Record number of foreign students apply to UW, WSU
SEATTLE – Foreign students are applying in record numbers to the University of Washington and Washington State University, school officials report.
Applications from abroad are up 40 percent to join next fall’s UW freshman class, and at WSU foreign student applications have increased 32 percent.
Other universities around the U.S. are telling similar stories. They suspect the tumbling dollar.
“Our major (college) competitor has been the U.K. But the pound is so strong,” said Madeleine Green, vice president for international initiatives at the Washington, D.C.-based American Council on Education. “Every day, we get cheaper than Europe and the U.K.”
Currency fluctuations are even more important at state schools, where tuition is about three or four times higher for foreign students. State residents pay about $6,400 a year at the University of Washington, for example, while out-of-state and out-of-country applicants pay $22,100.
Nearly 2,200 people from outside the U.S. have applied to be freshmen at the UW next fall, along with another 7,500 from other states. A total of almost 20,000 people have applied for 5,500 slots. Freshman applications are up a record 12 percent, and unlike many colleges, the university limits students from other states and countries to 20 percent of its freshman class.
The falling dollar is not the only factor driving foreign applications, Green said. There is also huge demand from students in China and India, where leaders haven’t been able to build new colleges fast enough.
Jasmeet Singh, president of the UW’s Indian Student Association, said her e-mail box has been flooded this year with questions from India.
One UW student who made that move is Koshal Thirumalai, 21, a junior majoring in computer engineering.
“I definitely wanted to go to school in Washington or California,” he said. “It doesn’t make sense to go anywhere else if you are into computers. That’s pretty much where the tech hubs are.”
In his home country, he applied to the prestigious Indian Institutes of Technology, but didn’t make the cut. Only about 1 percent of applicants are accepted, he said. So he moved to the U.S. and into the Redmond home of his older brother, who’d earlier landed a job with Microsoft.

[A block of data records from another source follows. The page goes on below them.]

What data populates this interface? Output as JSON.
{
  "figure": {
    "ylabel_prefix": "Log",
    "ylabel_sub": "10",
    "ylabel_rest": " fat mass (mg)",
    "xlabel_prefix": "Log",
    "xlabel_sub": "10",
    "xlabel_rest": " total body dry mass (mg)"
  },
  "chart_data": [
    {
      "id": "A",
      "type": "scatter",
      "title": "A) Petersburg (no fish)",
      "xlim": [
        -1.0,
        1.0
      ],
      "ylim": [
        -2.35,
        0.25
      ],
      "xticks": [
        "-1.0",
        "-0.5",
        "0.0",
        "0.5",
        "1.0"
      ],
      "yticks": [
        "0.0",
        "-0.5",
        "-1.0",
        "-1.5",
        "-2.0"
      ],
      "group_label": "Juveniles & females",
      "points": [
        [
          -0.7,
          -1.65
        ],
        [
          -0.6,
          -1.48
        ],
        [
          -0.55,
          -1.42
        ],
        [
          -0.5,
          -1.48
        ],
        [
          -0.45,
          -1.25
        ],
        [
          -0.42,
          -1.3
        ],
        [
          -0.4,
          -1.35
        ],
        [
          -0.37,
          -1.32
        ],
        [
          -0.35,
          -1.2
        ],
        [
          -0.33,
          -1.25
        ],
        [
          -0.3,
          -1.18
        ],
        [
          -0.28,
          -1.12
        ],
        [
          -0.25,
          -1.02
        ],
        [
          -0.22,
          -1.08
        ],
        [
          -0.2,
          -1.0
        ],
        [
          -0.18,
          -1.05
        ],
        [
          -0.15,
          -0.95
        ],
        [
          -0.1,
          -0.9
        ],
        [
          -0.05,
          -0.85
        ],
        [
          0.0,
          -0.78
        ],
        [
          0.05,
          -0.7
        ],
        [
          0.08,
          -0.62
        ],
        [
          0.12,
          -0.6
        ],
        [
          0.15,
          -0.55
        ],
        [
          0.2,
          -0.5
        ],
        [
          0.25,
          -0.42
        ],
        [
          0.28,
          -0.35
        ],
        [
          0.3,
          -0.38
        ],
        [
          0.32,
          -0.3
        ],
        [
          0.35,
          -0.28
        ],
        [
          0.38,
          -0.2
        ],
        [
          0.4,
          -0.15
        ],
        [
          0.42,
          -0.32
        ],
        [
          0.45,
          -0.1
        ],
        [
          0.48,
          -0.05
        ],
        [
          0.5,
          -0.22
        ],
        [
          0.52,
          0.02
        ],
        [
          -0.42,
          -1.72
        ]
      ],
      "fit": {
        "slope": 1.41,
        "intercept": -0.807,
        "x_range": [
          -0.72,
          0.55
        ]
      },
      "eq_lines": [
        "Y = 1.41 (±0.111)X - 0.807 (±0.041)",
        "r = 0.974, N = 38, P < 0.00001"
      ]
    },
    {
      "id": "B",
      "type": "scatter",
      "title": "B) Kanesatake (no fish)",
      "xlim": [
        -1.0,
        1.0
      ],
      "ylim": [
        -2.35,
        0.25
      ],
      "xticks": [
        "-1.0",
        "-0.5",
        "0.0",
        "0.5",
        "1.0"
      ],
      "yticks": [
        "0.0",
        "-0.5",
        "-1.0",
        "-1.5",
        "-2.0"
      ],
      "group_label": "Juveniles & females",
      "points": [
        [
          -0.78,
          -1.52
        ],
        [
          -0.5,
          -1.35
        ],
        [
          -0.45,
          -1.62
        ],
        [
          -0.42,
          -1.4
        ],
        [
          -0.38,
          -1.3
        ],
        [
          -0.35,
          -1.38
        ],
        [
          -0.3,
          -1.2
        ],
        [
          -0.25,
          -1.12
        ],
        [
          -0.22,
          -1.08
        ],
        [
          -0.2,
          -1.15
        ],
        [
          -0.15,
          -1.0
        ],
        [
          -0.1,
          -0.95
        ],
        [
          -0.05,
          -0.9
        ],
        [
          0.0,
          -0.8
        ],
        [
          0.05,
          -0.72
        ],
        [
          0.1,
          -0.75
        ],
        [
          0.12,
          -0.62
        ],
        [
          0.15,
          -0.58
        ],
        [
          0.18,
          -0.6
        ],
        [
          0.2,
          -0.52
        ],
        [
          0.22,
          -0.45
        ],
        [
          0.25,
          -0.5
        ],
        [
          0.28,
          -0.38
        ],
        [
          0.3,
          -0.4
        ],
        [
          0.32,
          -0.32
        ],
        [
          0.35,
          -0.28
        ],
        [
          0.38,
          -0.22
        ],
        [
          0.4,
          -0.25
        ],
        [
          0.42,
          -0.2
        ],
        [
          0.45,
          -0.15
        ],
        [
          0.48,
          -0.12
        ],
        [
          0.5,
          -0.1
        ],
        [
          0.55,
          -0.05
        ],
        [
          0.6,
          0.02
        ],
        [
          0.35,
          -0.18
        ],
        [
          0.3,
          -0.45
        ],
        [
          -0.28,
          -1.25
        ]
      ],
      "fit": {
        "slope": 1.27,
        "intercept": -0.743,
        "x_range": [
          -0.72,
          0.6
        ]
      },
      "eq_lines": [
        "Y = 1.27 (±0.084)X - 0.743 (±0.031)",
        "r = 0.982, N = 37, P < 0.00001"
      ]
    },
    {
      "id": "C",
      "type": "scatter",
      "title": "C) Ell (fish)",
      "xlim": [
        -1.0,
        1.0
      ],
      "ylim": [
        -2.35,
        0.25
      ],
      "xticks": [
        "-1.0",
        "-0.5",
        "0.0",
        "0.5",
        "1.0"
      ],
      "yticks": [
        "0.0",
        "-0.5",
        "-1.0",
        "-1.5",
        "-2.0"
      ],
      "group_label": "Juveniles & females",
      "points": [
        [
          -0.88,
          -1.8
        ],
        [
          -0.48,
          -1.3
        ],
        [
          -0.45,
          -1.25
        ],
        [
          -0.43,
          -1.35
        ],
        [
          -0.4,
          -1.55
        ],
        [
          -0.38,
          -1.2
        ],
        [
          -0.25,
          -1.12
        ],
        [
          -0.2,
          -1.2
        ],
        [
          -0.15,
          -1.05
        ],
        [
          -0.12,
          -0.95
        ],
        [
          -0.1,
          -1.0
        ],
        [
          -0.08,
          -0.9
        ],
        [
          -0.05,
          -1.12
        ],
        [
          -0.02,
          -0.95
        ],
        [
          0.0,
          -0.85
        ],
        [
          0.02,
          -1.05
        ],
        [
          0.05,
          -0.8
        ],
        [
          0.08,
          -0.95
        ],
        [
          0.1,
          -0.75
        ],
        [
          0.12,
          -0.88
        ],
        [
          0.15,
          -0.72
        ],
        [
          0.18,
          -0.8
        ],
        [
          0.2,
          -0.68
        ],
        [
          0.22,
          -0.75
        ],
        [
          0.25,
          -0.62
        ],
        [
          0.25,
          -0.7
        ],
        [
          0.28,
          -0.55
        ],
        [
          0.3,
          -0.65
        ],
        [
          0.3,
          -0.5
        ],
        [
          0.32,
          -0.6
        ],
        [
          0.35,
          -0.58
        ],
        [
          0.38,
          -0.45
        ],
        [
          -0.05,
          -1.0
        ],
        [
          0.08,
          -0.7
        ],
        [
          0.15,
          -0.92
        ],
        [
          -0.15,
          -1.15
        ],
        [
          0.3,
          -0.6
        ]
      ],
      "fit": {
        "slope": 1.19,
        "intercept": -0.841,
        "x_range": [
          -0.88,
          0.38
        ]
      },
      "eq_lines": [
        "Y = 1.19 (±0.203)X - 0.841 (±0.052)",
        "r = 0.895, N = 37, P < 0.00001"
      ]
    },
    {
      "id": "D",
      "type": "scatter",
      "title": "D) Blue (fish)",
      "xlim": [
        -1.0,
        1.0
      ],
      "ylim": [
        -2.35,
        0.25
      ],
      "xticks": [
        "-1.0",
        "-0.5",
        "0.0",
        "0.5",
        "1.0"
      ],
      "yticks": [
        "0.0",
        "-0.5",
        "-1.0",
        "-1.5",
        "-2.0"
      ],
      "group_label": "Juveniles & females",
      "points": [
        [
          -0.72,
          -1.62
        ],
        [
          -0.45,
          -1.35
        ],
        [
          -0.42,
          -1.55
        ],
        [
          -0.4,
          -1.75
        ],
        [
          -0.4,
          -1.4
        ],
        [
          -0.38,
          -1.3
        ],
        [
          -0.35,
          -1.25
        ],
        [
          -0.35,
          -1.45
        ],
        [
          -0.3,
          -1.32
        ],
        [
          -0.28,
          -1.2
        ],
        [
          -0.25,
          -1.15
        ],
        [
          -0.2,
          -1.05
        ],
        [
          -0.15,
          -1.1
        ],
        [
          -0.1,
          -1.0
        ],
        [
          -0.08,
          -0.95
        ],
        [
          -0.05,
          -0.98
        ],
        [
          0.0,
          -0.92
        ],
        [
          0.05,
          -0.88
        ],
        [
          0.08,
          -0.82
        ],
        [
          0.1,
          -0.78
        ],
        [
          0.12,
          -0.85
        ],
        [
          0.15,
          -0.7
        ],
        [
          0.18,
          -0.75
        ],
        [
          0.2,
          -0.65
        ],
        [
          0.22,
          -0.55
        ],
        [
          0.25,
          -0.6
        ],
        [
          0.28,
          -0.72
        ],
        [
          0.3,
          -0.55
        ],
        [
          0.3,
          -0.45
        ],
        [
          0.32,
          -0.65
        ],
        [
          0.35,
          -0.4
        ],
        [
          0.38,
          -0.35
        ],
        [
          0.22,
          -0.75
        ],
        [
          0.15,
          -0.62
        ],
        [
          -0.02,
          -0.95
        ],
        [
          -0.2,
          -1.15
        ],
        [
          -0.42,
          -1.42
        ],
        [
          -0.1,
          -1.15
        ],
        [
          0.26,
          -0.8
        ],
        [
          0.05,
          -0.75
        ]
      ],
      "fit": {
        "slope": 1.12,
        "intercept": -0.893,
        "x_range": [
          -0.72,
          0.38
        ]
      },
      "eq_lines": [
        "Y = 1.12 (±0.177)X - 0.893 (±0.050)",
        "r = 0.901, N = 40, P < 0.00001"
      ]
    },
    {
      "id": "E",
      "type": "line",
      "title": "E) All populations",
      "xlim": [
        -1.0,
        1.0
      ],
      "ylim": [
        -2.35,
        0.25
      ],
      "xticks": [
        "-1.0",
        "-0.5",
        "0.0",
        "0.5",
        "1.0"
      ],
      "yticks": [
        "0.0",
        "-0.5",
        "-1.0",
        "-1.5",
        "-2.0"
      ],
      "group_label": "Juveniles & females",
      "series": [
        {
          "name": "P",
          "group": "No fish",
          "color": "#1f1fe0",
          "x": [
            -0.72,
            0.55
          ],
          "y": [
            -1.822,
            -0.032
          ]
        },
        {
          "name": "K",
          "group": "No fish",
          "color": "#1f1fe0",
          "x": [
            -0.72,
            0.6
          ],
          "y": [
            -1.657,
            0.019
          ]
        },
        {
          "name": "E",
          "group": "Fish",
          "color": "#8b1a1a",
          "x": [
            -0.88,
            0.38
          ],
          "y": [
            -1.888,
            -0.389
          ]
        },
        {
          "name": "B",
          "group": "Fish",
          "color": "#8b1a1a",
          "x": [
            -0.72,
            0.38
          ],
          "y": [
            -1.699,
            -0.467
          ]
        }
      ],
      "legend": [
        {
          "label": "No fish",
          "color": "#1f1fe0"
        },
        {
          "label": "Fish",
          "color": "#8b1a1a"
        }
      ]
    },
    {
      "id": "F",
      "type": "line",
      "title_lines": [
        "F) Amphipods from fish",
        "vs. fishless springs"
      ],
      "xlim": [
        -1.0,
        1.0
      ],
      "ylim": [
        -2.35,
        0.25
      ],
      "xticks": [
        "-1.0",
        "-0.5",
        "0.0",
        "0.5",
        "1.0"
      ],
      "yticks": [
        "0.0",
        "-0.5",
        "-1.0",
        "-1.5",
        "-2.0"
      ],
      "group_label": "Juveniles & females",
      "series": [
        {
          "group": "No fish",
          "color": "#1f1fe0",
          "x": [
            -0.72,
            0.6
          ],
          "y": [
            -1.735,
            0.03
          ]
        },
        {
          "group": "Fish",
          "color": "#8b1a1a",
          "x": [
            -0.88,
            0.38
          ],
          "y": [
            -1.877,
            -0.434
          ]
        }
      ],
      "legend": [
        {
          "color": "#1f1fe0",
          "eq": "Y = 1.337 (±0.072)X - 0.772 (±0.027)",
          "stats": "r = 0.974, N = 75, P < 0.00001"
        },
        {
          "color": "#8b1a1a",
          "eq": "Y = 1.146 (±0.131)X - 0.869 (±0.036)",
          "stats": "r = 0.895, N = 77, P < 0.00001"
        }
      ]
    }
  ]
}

“The biggest change was the attitude. The Asian culture is more family-oriented, and friends get together every day. Here, it was more like everyone was minding their own business,” he said. “But that’s good, in a way, when you get used to it. … I love the people here and the culture here.”
Like many foreign students, Thirumalai hopes a company in Washington will want to hire him and sponsor him for a work visa.
Philip Ballinger, UW’s director of admissions, said foreign students add a “wonderful diversity” to campus. “All our students are richer for it,” he said. “The best thing is that it all happens unconsciously, often during fun, extracurricular activity.”
He said the university doesn’t actively recruit freshmen from overseas and hasn’t done anything differently this year to contribute to the application spike.
“Even though the foreign-application pool has grown tremendously, it’s not a disadvantage to Washington students at all,” Ballinger pointed out. “We just can’t take all those nonresidents.”
Perhaps most striking in the numbers is the demand from China.
At WSU, freshman applications from China are up more than tenfold in the past three years, and China has now topped South Korea for the most international applications there. The UW has received nearly three times as many applicants from China this year as from any other foreign country.